Diane Randall, Former General Secretary of Friends Committee on National Legislation
To us who are not Quakers, Jay speaks masterfully, so much so that Quakers could look over his shoulder and learn about their treasures perhaps for the first time again. Jay is clear-eyed yet enchanting, reconnecting us with the divine in the muck and glory of everyday life. I sighed with delight, laughed out loud, and took notes to use in the years to come. This is a book to keep on the nightstand and pick up over and over again. It will help you let go, fall asleep, and rise the following day with some inexplicable strength in your step.

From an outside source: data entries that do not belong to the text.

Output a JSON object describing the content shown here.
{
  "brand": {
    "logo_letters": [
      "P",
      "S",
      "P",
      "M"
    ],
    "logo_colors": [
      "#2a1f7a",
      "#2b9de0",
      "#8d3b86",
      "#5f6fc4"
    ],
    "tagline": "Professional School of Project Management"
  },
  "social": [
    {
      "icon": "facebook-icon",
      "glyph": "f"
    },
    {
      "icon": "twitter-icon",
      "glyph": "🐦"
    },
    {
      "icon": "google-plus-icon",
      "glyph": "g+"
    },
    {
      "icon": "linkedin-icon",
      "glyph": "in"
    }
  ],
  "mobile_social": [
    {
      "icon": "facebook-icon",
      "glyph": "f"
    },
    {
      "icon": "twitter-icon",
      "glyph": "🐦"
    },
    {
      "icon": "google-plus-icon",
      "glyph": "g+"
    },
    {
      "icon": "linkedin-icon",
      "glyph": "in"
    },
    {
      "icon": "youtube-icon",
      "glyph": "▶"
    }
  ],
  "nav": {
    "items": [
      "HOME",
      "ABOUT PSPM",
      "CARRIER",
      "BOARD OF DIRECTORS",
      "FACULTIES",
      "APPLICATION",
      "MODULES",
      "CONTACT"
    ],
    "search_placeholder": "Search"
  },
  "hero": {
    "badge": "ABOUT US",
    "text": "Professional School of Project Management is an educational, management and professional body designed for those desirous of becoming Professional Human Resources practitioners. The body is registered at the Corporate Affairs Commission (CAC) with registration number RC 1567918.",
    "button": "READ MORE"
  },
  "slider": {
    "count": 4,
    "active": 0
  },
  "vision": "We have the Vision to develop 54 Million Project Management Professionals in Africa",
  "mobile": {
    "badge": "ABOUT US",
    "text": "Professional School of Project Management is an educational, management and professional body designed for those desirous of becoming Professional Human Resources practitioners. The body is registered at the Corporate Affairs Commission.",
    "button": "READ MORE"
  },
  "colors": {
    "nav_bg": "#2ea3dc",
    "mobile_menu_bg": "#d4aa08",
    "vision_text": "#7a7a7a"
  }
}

Samir Selmanović, Ph.D., Founder of TURN Community
The quest for truth has led many to seek answers in foreign places long revered, the respected writings of others both ancient and contemporary, and most often, in the populist pundits of screen and radio. It is as if truth is always “over there” and someplace removed from our place in the world. Jay Marshall calls us to the values of truthfulness in the “here and now” and in the everyday. Among Jay’s stories, queries, and questions rests an invitation to consider how daily, common moments offer testimony to the larger values of life. From a yard sale to a pimento cheeseburger at Mabry’s Mill, stories of practical wisdom remind readers of the sacred ordinary. Through Jay’s layered writing, the reader can engage the words of a gifted storyteller, go deeper into the values unveiled with wit and intellect, and go deeper still and consider how our stories might give testimony to truthfulness. To read one story is to be inspired. To read Jay’s collection of stories framed by his Quaker faith is to know of the richness of our journey and the blessing of the sacred ordinary.
Dr. Jeffrey Carter, President, Bethany Theological Seminary
Jay Marshall
is a life-long Friend. A graduate of Guilford College, Duke Divinity School, and Duke University, he served as a pastoral minister and seminary dean. He is author of Thanking and Blessing: A Spirituality of Gratefulness and When the Spirit Calls. He blogs occasionally at jaymarshallonline.com.